Louise Glück, the Nobel and Pulitzer winning poet and essayist, died on Friday last week. At the New Yorker, several writers, readers, and former students remember her work. Hilton Als writes: “Even though she was considered a confessional poet, along the lines of Robert Lowell and Sylvia Plath, early in her career, I have to say that part of what I grew to love about her writing was how much she was hiding in plain sight within it. It is very difficult to find the metaphors that ring true about a life, but Glück achieved that again and again.”

For New York magazine, Sarah Schulman writes about Noam Chomsky’s concept of manufactured consent, the American response to the Israel-Hamas war, and the binary framework in which “any public outcry for Palensinians or allegiance with them becomes criminal,” as is the case in France and Germany, where public marches in support of the Palestinian people have been banned. 

The trailer for American Fiction, Cord Jefferson’s adaptation of Percival Everett’s novel Erasure (2001), has been released. The film, starring Jeffrey Wright, will be in theaters in December. 

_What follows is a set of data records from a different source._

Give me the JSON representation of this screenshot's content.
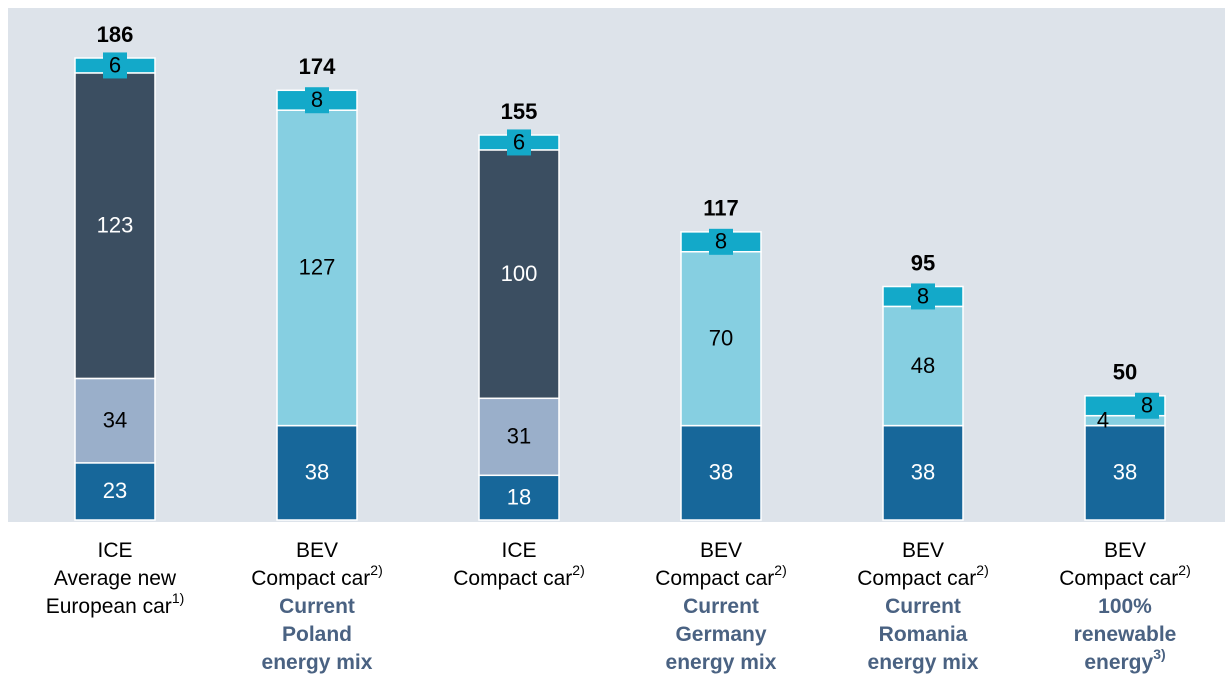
{
  "chart_data": {
    "type": "stacked_bar",
    "categories": [
      {
        "type": "ICE",
        "model": [
          "Average new",
          "European car"
        ],
        "note": "1)"
      },
      {
        "type": "BEV",
        "model": [
          "Compact car"
        ],
        "note": "2)",
        "mix": [
          "Current",
          "Poland",
          "energy mix"
        ]
      },
      {
        "type": "ICE",
        "model": [
          "Compact car"
        ],
        "note": "2)"
      },
      {
        "type": "BEV",
        "model": [
          "Compact car"
        ],
        "note": "2)",
        "mix": [
          "Current",
          "Germany",
          "energy mix"
        ]
      },
      {
        "type": "BEV",
        "model": [
          "Compact car"
        ],
        "note": "2)",
        "mix": [
          "Current",
          "Romania",
          "energy mix"
        ]
      },
      {
        "type": "BEV",
        "model": [
          "Compact car"
        ],
        "note": "2)",
        "mix": [
          "100%",
          "renewable",
          "energy"
        ],
        "mix_note": "3)"
      }
    ],
    "series": [
      {
        "color": "#17679a",
        "label_color": "#ffffff",
        "values": [
          23,
          38,
          18,
          38,
          38,
          38
        ]
      },
      {
        "color": "#9aafca",
        "label_color": "#000000",
        "values": [
          34,
          null,
          31,
          null,
          null,
          null
        ]
      },
      {
        "color": "#3b4e61",
        "label_color": "#ffffff",
        "values": [
          123,
          null,
          100,
          null,
          null,
          null
        ]
      },
      {
        "color": "#86cfe1",
        "label_color": "#000000",
        "values": [
          null,
          127,
          null,
          70,
          48,
          4
        ]
      },
      {
        "color": "#13a9c9",
        "label_color": "#000000",
        "values": [
          6,
          8,
          6,
          8,
          8,
          8
        ],
        "boxed": true
      }
    ],
    "totals": [
      186,
      174,
      155,
      117,
      95,
      50
    ],
    "ylim": [
      0,
      186
    ]
  }
}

Salman Rushdie has announced that he has written a memoir about the attack he suffered last August that left him blind in one eye. Knife: Meditations After an Attempted Murder, will be published by Penguin Random House in April. 

More than 350 authors, editors, and publishers have signed an open letter in support of Palestinian author Adania Shibli in response to the decision by a literary organization partially funded by the Frankfurt Book Fair to call off its awards ceremony to honor Shibli’s 2020 novel Minor Detail “due to the war in Israel.”